Captain Kirk and Crew Are Lab Rats in the 'Star Trek' Episode "The Empath"
Image via NBCThe four scour the area and find a room nearby, filled with machinery, computer systems, and the bodies of the two researchers, grotesquely posed in transparent cylinders. Rather disturbingly, they also discover three additional cylinders that, literally, have their names on them. Lal appears, and as Kirk keeps him occupied, Spock takes Lal down with a Vulcan nerve pinch. The four escape to the surface, where they are greeted by Scotty and a landing party, there to rescue them.
Only there is no Scotty, no landing party. It's a mirage generated by the Vians, who then transport Kirk and Gem to their lab. There, they hang Kirk by his wrists, shirtless, and torture him relentlessly, explaining that they did the same to the researchers while examining them, only they died from their fears. Kirk, badly injured, and Gem are transported back to the chamber with McCoy and Spock. There's nothing that McCoy can do to mend his friend, but Gem can, and at McCoy's pleadings, she, somewhat reluctantly, heals Kirk's wounds.
Related
The Vians reappear with news. The good news: they are happy with one test subject. The bad news: there has to be one test subject. McCoy ensures that he becomes the one test subject by sedating both Kirk and Spock, and he and Gem are taken back to the Vians' lab. There, they torture McCoy to the point of near death, which is where Kirk and Spock find him when they arrive. They are unable to help, however, as they are stopped by a force field, and all they can do is watch as Gem attempts to heal McCoy. Only this time, Gem is more reluctant to take on all of McCoy's injuries, with Spock speculating that she's afraid of dying herself if she does.
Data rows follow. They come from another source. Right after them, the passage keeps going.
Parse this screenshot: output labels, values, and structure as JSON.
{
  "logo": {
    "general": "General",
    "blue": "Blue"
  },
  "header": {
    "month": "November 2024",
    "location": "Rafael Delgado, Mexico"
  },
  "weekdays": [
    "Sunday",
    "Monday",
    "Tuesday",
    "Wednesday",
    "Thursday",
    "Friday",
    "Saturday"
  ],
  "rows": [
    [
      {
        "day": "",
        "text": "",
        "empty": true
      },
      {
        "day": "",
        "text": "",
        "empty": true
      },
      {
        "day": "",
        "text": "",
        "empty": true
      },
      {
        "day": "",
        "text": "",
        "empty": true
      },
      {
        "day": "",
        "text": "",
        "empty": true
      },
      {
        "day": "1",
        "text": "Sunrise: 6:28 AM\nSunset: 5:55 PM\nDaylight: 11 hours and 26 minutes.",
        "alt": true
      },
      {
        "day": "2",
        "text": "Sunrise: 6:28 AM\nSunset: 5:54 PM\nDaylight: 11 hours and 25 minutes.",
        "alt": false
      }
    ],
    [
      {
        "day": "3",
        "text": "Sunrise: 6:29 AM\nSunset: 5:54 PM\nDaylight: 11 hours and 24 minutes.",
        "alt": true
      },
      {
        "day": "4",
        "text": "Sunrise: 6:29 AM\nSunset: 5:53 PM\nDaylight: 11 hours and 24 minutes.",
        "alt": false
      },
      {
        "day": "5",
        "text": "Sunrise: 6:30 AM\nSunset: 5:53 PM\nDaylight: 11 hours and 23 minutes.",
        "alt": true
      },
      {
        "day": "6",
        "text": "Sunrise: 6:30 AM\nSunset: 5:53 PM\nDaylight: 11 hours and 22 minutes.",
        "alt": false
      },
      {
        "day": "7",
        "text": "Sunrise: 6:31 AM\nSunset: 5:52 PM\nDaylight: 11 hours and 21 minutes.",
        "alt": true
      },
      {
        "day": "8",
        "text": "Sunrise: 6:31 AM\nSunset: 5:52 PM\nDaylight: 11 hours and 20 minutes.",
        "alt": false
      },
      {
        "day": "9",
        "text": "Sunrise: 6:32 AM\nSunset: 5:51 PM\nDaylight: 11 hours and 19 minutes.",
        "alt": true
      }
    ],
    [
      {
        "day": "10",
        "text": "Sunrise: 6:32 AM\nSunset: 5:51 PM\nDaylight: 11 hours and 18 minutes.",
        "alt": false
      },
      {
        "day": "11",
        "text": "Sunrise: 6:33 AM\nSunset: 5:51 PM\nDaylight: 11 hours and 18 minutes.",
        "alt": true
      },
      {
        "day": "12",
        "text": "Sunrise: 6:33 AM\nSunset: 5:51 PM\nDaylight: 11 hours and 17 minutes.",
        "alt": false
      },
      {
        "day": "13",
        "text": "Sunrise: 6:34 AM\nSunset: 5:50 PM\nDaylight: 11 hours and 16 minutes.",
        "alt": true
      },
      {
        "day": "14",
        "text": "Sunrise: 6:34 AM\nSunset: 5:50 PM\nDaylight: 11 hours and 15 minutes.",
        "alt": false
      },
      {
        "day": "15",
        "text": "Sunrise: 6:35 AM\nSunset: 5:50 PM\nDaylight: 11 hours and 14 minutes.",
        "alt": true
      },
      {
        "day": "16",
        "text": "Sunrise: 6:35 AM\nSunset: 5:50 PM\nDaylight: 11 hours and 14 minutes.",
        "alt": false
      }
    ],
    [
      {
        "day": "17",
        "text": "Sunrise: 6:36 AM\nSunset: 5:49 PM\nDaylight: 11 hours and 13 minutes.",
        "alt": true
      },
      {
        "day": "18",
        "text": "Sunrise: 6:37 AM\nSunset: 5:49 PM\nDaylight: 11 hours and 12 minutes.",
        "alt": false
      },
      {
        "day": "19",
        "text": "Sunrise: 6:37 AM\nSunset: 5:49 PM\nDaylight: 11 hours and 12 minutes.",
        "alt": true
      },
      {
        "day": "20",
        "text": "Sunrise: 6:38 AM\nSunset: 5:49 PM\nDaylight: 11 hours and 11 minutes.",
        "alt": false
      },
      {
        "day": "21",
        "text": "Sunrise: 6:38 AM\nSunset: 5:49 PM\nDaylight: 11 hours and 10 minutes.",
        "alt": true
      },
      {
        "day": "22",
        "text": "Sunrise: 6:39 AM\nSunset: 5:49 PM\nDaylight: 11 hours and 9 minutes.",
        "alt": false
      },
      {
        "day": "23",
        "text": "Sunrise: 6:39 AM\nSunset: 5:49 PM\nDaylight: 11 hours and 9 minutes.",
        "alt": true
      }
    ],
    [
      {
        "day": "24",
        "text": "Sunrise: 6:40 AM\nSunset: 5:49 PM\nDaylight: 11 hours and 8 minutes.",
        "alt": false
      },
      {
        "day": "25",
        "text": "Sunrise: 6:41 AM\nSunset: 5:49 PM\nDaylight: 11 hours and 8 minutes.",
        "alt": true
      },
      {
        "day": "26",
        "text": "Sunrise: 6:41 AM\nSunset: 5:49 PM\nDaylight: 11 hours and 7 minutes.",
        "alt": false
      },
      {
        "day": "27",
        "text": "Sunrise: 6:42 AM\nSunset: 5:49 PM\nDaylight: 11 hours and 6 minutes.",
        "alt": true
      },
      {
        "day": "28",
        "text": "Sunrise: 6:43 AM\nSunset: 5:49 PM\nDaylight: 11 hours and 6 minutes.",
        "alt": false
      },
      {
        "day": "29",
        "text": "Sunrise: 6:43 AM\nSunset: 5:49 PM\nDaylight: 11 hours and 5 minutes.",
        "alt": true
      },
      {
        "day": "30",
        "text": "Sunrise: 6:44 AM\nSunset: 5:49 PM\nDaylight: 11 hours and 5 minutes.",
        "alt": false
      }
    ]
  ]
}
The Vians back up Spock's assertions, saying that the entire setup is a test of Gem as a representative of her people. The Vians have the ability to rescue only one race in the area from the impending supernova, and if they find that Gem is willing to sacrifice her own life for that of another, they will choose hers. Kirk confronts the Vians, pleading with them to spare both McCoy and Gem, and accuses them of lacking any love or compassion — the very things they are testing Gem for. The Vians recognize the truth in Kirk's summations, and are quick to heal both McCoy and Gem before disappearing with Gem on the promise that they will save her people.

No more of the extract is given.